🤖 AI Summary
This work addresses the challenge of spatial hallucination in vision-language models operating in GPS-denied environments, where the absence of absolute scale information leads to unreliable spatial reasoning. To mitigate this, the authors propose VANGUARD, a lightweight geometry-aware module that leverages common vehicles as environmental anchors. By integrating oriented bounding boxes with kernel density estimation, VANGUARD infers pixel-to-meter correspondences and computes ground sample distance (GSD) using a pre-calibrated reference length, thereby providing large language model (LLM) agents with consistent metric scale. A composite confidence scoring mechanism enables agents to autonomously assess measurement reliability, reducing category dependence by 2.6× and catastrophic failure risk by 4×. Evaluated on DOTA v1.5, the method achieves a median GSD error of 6.87%; when combined with SAM for area estimation, it yields a median error of 19.7% across 100 test cases.
📝 Abstract
Autonomous aerial robots operating in GPS-denied or communication-degraded environments frequently lose access to camera metadata and telemetry, leaving onboard perception systems unable to recover the absolute metric scale of the scene. As LLM/VLM-based planners are increasingly adopted as high-level agents for embodied systems, their ability to reason about physical dimensions becomes safety-critical -- yet our experiments show that five state-of-the-art VLMs suffer from spatial scale hallucinations, with median area estimation errors exceeding 50%. We propose VANGUARD, a lightweight, deterministic Geometric Perception Skill designed as a callable tool that any LLM-based agent can invoke to recover Ground Sample Distance (GSD) from ubiquitous environmental anchors: small vehicles detected via oriented bounding boxes, whose modal pixel length is robustly estimated through kernel density estimation and converted to GSD using a pre-calibrated reference length.
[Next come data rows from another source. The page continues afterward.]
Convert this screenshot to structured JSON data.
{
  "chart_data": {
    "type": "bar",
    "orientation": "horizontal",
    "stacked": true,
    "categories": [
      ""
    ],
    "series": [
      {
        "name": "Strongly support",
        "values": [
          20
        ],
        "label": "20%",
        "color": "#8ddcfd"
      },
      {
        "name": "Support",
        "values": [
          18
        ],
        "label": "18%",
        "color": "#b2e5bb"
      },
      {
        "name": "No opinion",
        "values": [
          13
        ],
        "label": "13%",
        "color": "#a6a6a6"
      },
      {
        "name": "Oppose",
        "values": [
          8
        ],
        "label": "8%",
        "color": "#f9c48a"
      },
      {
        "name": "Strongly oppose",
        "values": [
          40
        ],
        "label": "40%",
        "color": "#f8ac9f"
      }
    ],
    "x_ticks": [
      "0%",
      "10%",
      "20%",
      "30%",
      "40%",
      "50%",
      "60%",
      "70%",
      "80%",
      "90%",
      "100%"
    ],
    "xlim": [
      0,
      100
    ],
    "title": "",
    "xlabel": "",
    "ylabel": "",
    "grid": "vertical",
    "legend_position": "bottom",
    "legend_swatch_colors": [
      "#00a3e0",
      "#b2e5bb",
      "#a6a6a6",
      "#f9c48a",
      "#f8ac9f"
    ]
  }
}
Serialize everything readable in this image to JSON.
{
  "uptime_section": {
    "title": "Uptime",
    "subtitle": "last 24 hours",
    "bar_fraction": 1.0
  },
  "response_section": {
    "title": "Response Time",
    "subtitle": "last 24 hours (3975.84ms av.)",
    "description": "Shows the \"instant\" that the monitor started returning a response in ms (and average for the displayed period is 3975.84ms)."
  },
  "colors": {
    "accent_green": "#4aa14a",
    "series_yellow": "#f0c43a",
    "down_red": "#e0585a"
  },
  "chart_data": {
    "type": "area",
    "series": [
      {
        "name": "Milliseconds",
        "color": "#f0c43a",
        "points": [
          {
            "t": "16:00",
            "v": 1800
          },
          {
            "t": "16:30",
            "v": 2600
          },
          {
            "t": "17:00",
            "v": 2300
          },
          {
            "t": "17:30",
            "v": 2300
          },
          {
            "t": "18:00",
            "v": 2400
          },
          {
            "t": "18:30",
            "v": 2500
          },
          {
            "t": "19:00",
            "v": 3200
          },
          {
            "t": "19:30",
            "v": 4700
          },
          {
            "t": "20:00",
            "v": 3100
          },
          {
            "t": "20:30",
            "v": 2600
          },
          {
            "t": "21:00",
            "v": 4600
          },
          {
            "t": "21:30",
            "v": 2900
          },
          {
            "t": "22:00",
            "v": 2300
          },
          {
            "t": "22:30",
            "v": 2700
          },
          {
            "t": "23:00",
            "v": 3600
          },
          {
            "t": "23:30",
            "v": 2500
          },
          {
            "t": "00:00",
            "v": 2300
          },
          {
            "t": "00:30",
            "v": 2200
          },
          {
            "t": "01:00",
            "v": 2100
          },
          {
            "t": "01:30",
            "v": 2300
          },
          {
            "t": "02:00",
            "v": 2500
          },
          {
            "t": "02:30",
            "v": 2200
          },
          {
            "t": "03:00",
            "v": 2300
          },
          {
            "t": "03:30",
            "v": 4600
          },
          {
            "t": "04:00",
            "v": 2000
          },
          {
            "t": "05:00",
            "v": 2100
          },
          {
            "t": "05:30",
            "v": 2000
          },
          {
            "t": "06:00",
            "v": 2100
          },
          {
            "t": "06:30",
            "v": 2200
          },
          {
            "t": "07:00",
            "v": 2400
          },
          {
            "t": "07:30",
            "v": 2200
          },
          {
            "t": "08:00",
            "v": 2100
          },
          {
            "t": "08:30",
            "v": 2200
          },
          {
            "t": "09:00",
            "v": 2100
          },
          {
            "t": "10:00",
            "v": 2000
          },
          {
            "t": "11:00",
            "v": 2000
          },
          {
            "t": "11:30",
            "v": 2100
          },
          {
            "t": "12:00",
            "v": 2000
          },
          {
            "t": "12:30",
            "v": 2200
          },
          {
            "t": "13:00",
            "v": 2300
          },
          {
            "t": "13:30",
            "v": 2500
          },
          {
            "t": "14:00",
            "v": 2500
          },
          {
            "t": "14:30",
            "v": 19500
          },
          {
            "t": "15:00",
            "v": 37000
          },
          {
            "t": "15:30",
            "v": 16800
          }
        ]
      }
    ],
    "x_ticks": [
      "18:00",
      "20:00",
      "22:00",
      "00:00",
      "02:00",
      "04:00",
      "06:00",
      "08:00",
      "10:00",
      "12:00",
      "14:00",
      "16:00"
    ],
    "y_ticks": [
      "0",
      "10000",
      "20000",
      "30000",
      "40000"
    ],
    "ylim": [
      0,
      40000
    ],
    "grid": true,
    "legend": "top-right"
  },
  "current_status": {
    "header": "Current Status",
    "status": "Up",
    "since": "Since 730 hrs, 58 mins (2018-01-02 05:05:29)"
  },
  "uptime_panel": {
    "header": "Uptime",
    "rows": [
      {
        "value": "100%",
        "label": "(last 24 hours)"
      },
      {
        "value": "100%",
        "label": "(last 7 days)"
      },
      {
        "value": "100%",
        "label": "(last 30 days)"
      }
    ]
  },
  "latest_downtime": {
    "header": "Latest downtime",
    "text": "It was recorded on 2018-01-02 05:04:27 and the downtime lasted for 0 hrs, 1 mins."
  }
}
The tool returns both a GSD estimate and a composite confidence score, enabling the calling agent to autonomously decide whether to trust the measurement or fall back to alternative strategies. On the DOTA~v1.5 benchmark, VANGUARD achieves 6.87% median GSD error on 306~images. Integrated with SAM-based segmentation for downstream area measurement, the pipeline yields 19.7% median error on a 100-entry benchmark -- with 2.6x lower category dependence and 4x fewer catastrophic failures than the best VLM baseline -- demonstrating that equipping agents with deterministic geometric tools is essential for safe autonomous spatial reasoning.